NOV. 28 2014 (The Conway Bulletin) – The depreciation of the Russian rouble has hit Kazakhstan’s energy sector, media reported.
Kazakh media said Samruk-Energo, the state-owned energy company, had cancelled rouble-denominated contracts with Russian clients.
“We have suspended power supplies over the lingering Russia’s currency devaluation. Supplies are no longer economically viable for Kazakhstan-based power plants. Loss of the markets is an important issue,” media quoted Almasadam Satkaliyev, head of Samruk-Energo, as saying.
This is important as it shows how Kazakh industry is beginning to lose out from a depreciating rouble. It’s an issue that could threaten to upset otherwise close relations between the two neighbours.
Kazakhstan has signed up to the Russia-led Eurasian Economic Union and has a host of other friendly treaties in place.

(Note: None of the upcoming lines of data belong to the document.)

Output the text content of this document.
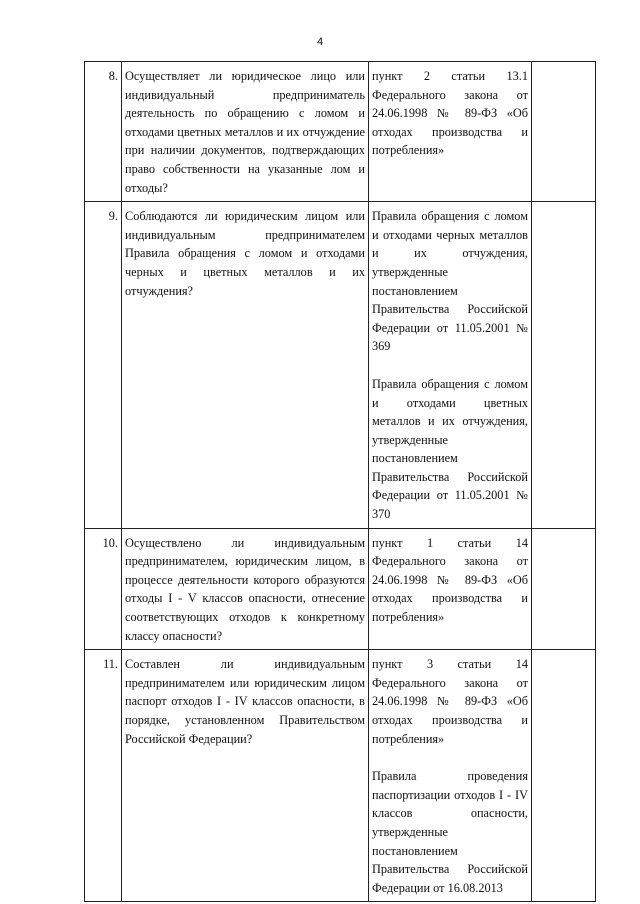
4
8.	Осуществляет ли юридическое лицо или индивидуальный предприниматель деятельность по обращению с ломом и отходами цветных металлов и их отчуждение при наличии документов, подтверждающих право собственности на указанные лом и отходы?	пункт 2 статьи 13.1 Федерального закона от 24.06.1998 № 89-ФЗ «Об отходах производства и потребления»	

9.	Соблюдаются ли юридическим лицом или индивидуальным предпринимателем Правила обращения с ломом и отходами черных и цветных металлов и их отчуждения?	Правила обращения с ломом и отходами черных металлов и их отчуждения, утвержденные постановлением Правительства Российской Федерации от 11.05.2001 № 369
Правила обращения с ломом и отходами цветных металлов и их отчуждения, утвержденные постановлением Правительства Российской Федерации от 11.05.2001 № 370	

10.	Осуществлено ли индивидуальным предпринимателем, юридическим лицом, в процессе деятельности которого образуются отходы I - V классов опасности, отнесение соответствующих отходов к конкретному классу опасности?	пункт 1 статьи 14 Федерального закона от 24.06.1998 № 89-ФЗ «Об отходах производства и потребления»	

11.	Составлен ли индивидуальным предпринимателем или юридическим лицом паспорт отходов I - IV классов опасности, в порядке, установленном Правительством Российской Федерации?	пункт 3 статьи 14 Федерального закона от 24.06.1998 № 89-ФЗ «Об отходах производства и потребления»
Правила проведения паспортизации отходов I - IV классов опасности, утвержденные постановлением Правительства Российской Федерации от 16.08.2013	
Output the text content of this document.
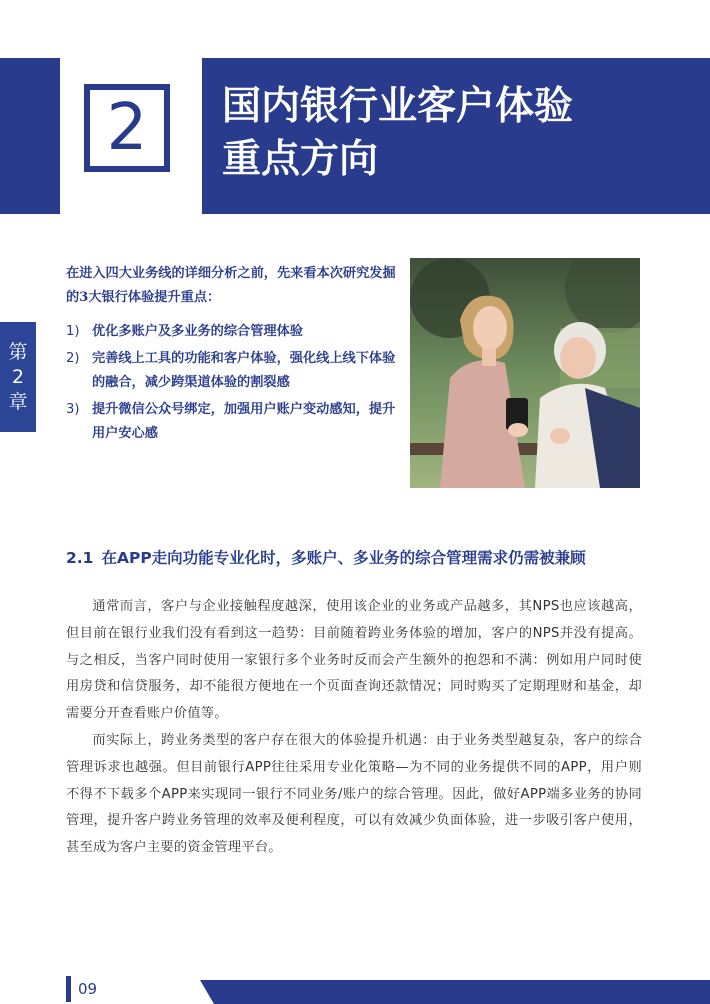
2 国内银行业客户体验
重点方向
第
2
章
在进入四大业务线的详细分析之前，先来看本次研究发掘的3大银行体验提升重点：
1) 优化多账户及多业务的综合管理体验
2) 完善线上工具的功能和客户体验，强化线上线下体验的融合，减少跨渠道体验的割裂感
3) 提升微信公众号绑定，加强用户账户变动感知，提升用户安心感
2.1 在APP走向功能专业化时，多账户、多业务的综合管理需求仍需被兼顾

通常而言，客户与企业接触程度越深，使用该企业的业务或产品越多，其NPS也应该越高，但目前在银行业我们没有看到这一趋势：目前随着跨业务体验的增加，客户的NPS并没有提高。与之相反，当客户同时使用一家银行多个业务时反而会产生额外的抱怨和不满：例如用户同时使用房贷和信贷服务，却不能很方便地在一个页面查询还款情况；同时购买了定期理财和基金，却需要分开查看账户价值等。

而实际上，跨业务类型的客户存在很大的体验提升机遇：由于业务类型越复杂，客户的综合管理诉求也越强。但目前银行APP往往采用专业化策略—为不同的业务提供不同的APP，用户则不得不下载多个APP来实现同一银行不同业务/账户的综合管理。因此，做好APP端多业务的协同管理，提升客户跨业务管理的效率及便利程度，可以有效减少负面体验，进一步吸引客户使用，甚至成为客户主要的资金管理平台。

09
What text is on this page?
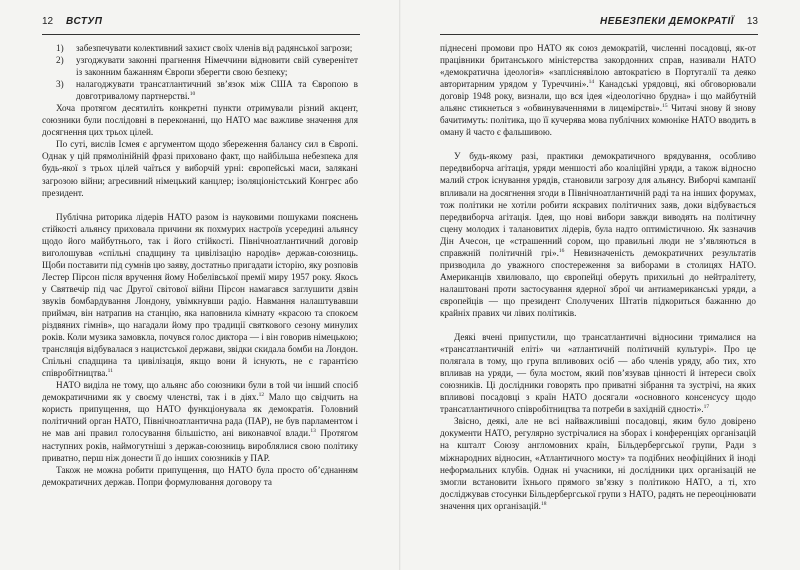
12 ВСТУП
1)	забезпечувати колективний захист своїх членів від радянської загрози;
2)	узгоджувати законні прагнення Німеччини відновити свій суверенітет із законним бажанням Європи зберегти свою безпеку;
3)	налагоджувати трансатлантичний зв’язок між США та Європою в довготривалому партнерстві.$^{10}$

Хоча протягом десятиліть конкретні пункти отримували різний акцент, союзники були послідовні в переконанні, що НАТО має важливе значення для досягнення цих трьох цілей.

По суті, вислів Ісмея є аргументом щодо збереження балансу сил в Європі. Однак у цій прямолінійній фразі приховано факт, що найбільша небезпека для будь-якої з трьох цілей чаїться у виборчій урні: європейські маси, залякані загрозою війни; агресивний німецький канцлер; ізоляціоністський Конгрес або президент.

Публічна риторика лідерів НАТО разом із науковими пошуками пояснень стійкості альянсу приховала причини як похмурих настроїв усередині альянсу щодо його майбутнього, так і його стійкості. Північноатлантичний договір виголошував «спільні спадщину та цивілізацію народів» держав-союзниць. Щоби поставити під сумнів цю заяву, достатньо пригадати історію, яку розповів Лестер Пірсон після вручення йому Нобелівської премії миру 1957 року. Якось у Святвечір під час Другої світової війни Пірсон намагався заглушити дзвін звуків бомбардування Лондону, увімкнувши радіо. Навмання налаштувавши приймач, він натрапив на станцію, яка наповнила кімнату «красою та спокоєм різдвяних гімнів», що нагадали йому про традиції святкового сезону минулих років. Коли музика замовкла, почувся голос диктора — і він говорив німецькою; трансляція відбувалася з нацистської держави, звідки скидала бомби на Лондон. Спільні спадщина та цивілізація, якщо вони й існують, не є гарантією співробітництва.$^{11}$

НАТО виділа не тому, що альянс або союзники були в той чи інший спосіб демократичними як у своєму членстві, так і в діях.$^{12}$ Мало що свідчить на користь припущення, що НАТО функціонувала як демократія. Головний політичний орган НАТО, Північноатлантична рада (ПАР), не був парламентом і не мав ані правил голосування більшістю, ані виконавчої влади.$^{13}$ Протягом наступних років, наймогутніші з держав-союзниць вироблялися свою політику приватно, перш ніж донести її до інших союзників у ПАР.

Також не можна робити припущення, що НАТО була просто об’єднанням демократичних держав. Попри формулювання договору та

НЕБЕЗПЕКИ ДЕМОКРАТІЇ 13

піднесені промови про НАТО як союз демократій, численні посадовці, як-от працівники британського міністерства закордонних справ, називали НАТО «демократична ідеологія» «запліснявілою автократією в Португалії та деяко авторитарним урядом у Туреччині».$^{14}$ Канадські урядовці, які обговорювали договір 1948 року, визнали, що вся ідея «ідеологічно брудна» і що майбутній альянс стикнеться з «обвинуваченнями в лицемірстві».$^{15}$ Читачі знову й знову бачитимуть: політика, що її кучерява мова публічних комюніке НАТО вводить в оману й часто є фальшивою.

У будь-якому разі, практики демократичного врядування, особливо передвиборча агітація, уряди меншості або коаліційні уряди, а також відносно малий строк існування урядів, становили загрозу для альянсу. Виборчі кампанії впливали на досягнення згоди в Північноатлантичній раді та на інших форумах, тож політики не хотіли робити яскравих політичних заяв, доки відбувається передвиборча агітація. Ідея, що нові вибори завжди виводять на політичну сцену молодих і талановитих лідерів, була надто оптимістичною. Як зазначив Дін Ачесон, це «страшенний сором, що правильні люди не з’являються в справжній політичній грі».$^{16}$ Невизначеність демократичних результатів призводила до уважного спостереження за виборами в столицях НАТО. Американців хвилювало, що європейці оберуть прихильні до нейтралітету, налаштовані проти застосування ядерної зброї чи антиамериканські уряди, а європейців — що президент Сполучених Штатів підкориться бажанню до крайніх правих чи лівих політиків.

Деякі вчені припустили, що трансатлантичні відносини трималися на «трансатлантичній еліті» чи «атлантичній політичній культурі». Про це полягала в тому, що група впливових осіб — або членів уряду, або тих, хто впливав на уряди, — була мостом, який пов’язував цінності й інтереси своїх союзників. Ці дослідники говорять про приватні зібрання та зустрічі, на яких впливові посадовці з країн НАТО досягали «основного консенсусу щодо трансатлантичного співробітництва та потреби в західній єдності».$^{17}$

Звісно, деякі, але не всі найважливіші посадовці, яким було довірено документи НАТО, регулярно зустрічалися на зборах і конференціях організацій на кшталт Союзу англомовних країн, Більдербергської групи, Ради з міжнародних відносин, «Атлантичного мосту» та подібних неофіційних й іноді неформальних клубів. Однак ні учасники, ні дослідники цих організацій не змогли встановити їхнього прямого зв’язку з політикою НАТО, а ті, хто досліджував стосунки Більдербергської групи з НАТО, радять не переоцінювати значення цих організацій.$^{18}$
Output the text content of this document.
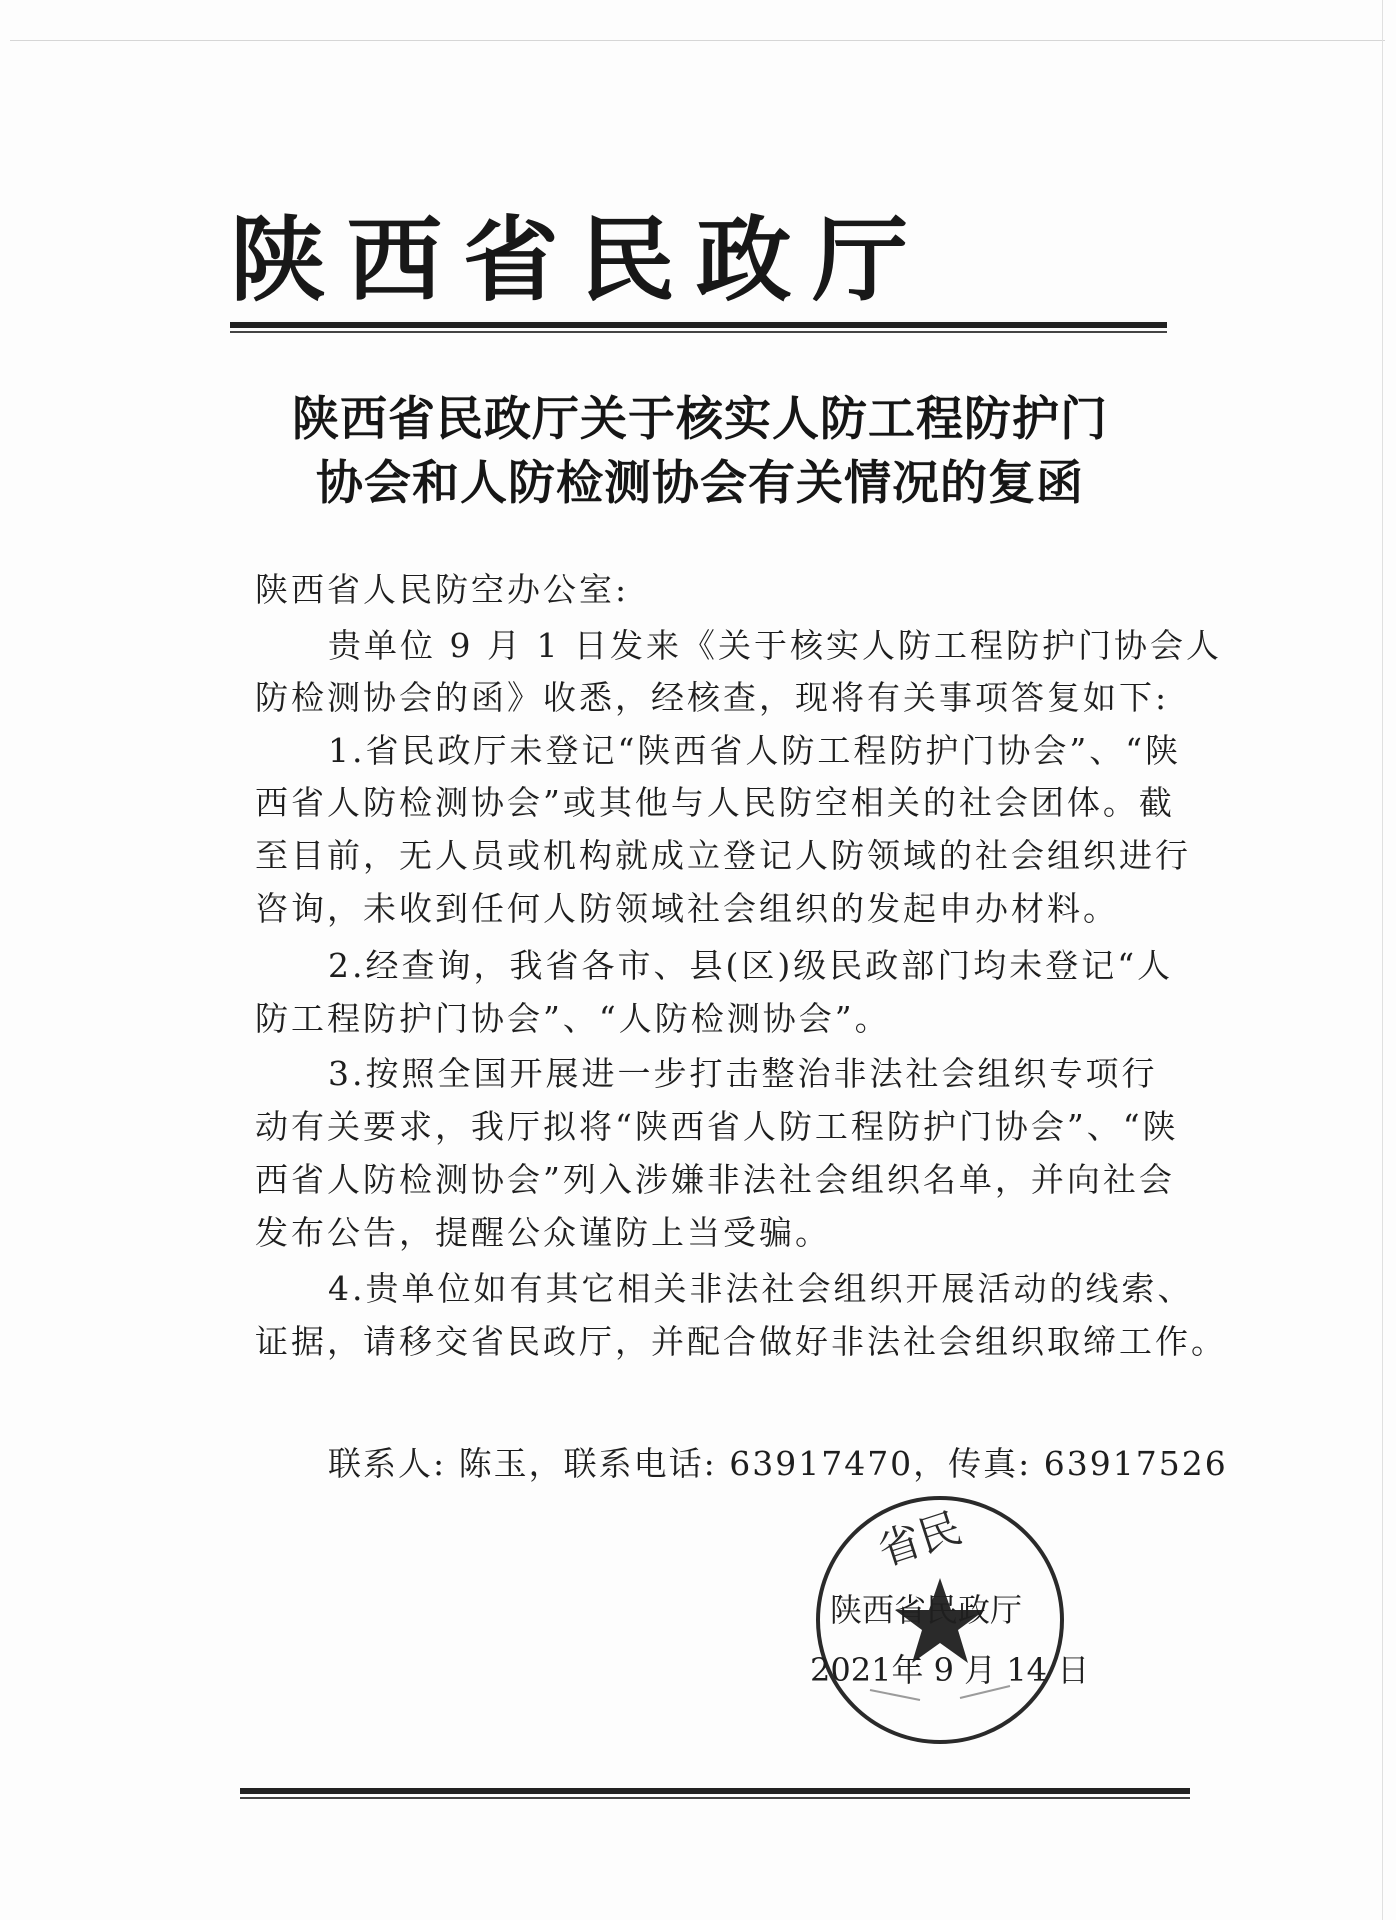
陕西省民政厅
陕西省民政厅关于核实人防工程防护门
协会和人防检测协会有关情况的复函
陕西省人民防空办公室:
贵单位 9 月 1 日发来《关于核实人防工程防护门协会人
防检测协会的函》收悉，经核查，现将有关事项答复如下:
1.省民政厅未登记“陕西省人防工程防护门协会”、“陕
西省人防检测协会”或其他与人民防空相关的社会团体。截
至目前，无人员或机构就成立登记人防领域的社会组织进行
咨询，未收到任何人防领域社会组织的发起申办材料。
2.经查询，我省各市、县(区)级民政部门均未登记“人
防工程防护门协会”、“人防检测协会”。
3.按照全国开展进一步打击整治非法社会组织专项行
动有关要求，我厅拟将“陕西省人防工程防护门协会”、“陕
西省人防检测协会”列入涉嫌非法社会组织名单，并向社会
发布公告，提醒公众谨防上当受骗。
4.贵单位如有其它相关非法社会组织开展活动的线索、
证据，请移交省民政厅，并配合做好非法社会组织取缔工作。
联系人: 陈玉，联系电话: 63917470，传真: 63917526
省民
陕西省民政厅
2021年 9 月 14 日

The problem is that the Kazakh Central Bank has pledged not to devalue its currency after knocking 20% off its value earlier this year. This means that Kazakhstan will have to look elsewhere to sell its power or accept a vastly reduced price.
Mr Satkaliyev also said that Kazakhstan was looking to replace coal supply contracts with Russian clients.
“Russia’s economy is not ready to import Kazakhstan’s coals at higher prices. Russia has adopted a program to replace Kazakhstan’s coal,” he said.
“A second factor is the continuing devaluation of the Russian rouble. All the contracts rely on the Russian rouble; therefore for the Kazakh side it is of great importance to ensure economic viability of supplies.”